38, 19 mai 2006, Une belle histoire
C’est une belle histoire, une histoire de
course, de respect, d’amitié, de rapports humains.
A la fin d’une étape d’une course en solitaire
du Figaro, une option de navigation se présente, alors que j’étais, pas très
bien placé, en douzième position.
Au lieu de suivre mes prédécesseurs dans le
chenal principal, je choisis de tirer des bords dans un goulet étroit, parsemé
de cailloux, malgré les conditions difficiles de marée descendante et de jour
déclinant.
Ajoutez à cela que nous en étions au troisième
jour de course, et que le sommeil et la fatigue commençaient à s’accumuler.
Prenez également en compte que le GPS n’existait pas, que le pilote automatique
était un conservateur d’allure de l’époque, loin des performances de nos
appareils maintenant perfectionnés…
Je tirais mes bords avec la carte de détail
bien calée dans le fond du cockpit, une main pour la barre, l’autre sur
l’écoute de génois, une troisième occupée à assurer la bastaque, la quatrième
pour la grand’voile, la cinquième tenant fermement le mini compas de
relèvement… Vive Shiva ! Les yeux, un peu rougis par la veille prolongée,
le sel et la lumière, étaient fixés sur les réglages pour aller vite, sur la
surface de l’eau pour déceler les moindres frisottis annonciateurs de remontée
des fonds, sur les alignements de sécurité que je me fixais, et que je me
permettais parfois de dépasser.
Un
concurrent m’a suivi, et a mis son sillage
exactement dans le mien, quelques longueurs derrière.
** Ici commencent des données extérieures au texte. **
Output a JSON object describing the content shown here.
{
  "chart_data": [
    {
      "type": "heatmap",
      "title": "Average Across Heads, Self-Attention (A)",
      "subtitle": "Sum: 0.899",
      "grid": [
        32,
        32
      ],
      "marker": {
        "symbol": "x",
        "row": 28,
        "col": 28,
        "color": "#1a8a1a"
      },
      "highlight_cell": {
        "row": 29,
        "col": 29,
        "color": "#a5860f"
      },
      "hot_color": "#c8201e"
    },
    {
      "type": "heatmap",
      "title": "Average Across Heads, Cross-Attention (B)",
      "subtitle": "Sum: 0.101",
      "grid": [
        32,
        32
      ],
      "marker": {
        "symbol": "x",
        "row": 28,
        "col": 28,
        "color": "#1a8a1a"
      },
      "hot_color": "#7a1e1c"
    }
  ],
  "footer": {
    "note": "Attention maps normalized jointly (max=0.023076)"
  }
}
Un autre
l’a imité, s’est
écarté de quelques mètres du passage, et,
après avoir talonné durement, a pompé
jusqu’à l’arrivée pour étancher la
voie d’eau qu’il avait provoquée, et à perdu
plus d’une heure.
Avec mon poursuivant immédiat toujours bien
calé dans ma roue, nous sommes sortis de cette position délicate, et avons
constaté avec une certaine satisfaction que nous étions respectivement remontés
aux 4° et 5° places, et que nous naviguions en route directe vers l’arrivée,
distante de quelques milles.
Dans ces conditions de mer plate de vent léger
et de près bon plein, je savais que mon adversaire disposait d’un léger
avantage sur moi, et qu’il avait toutes chances de me dépasser. C’est alors que
je l’entendis m’appeler, et qu’il me dit simplement : « Laurent, tu
nous as fait gagner 8 places, fait ta route tranquillement, je resterai
derrière… ». Ce qu’il fit.
Il y aurait tant à dire qu’il n’y a pas de commentaire.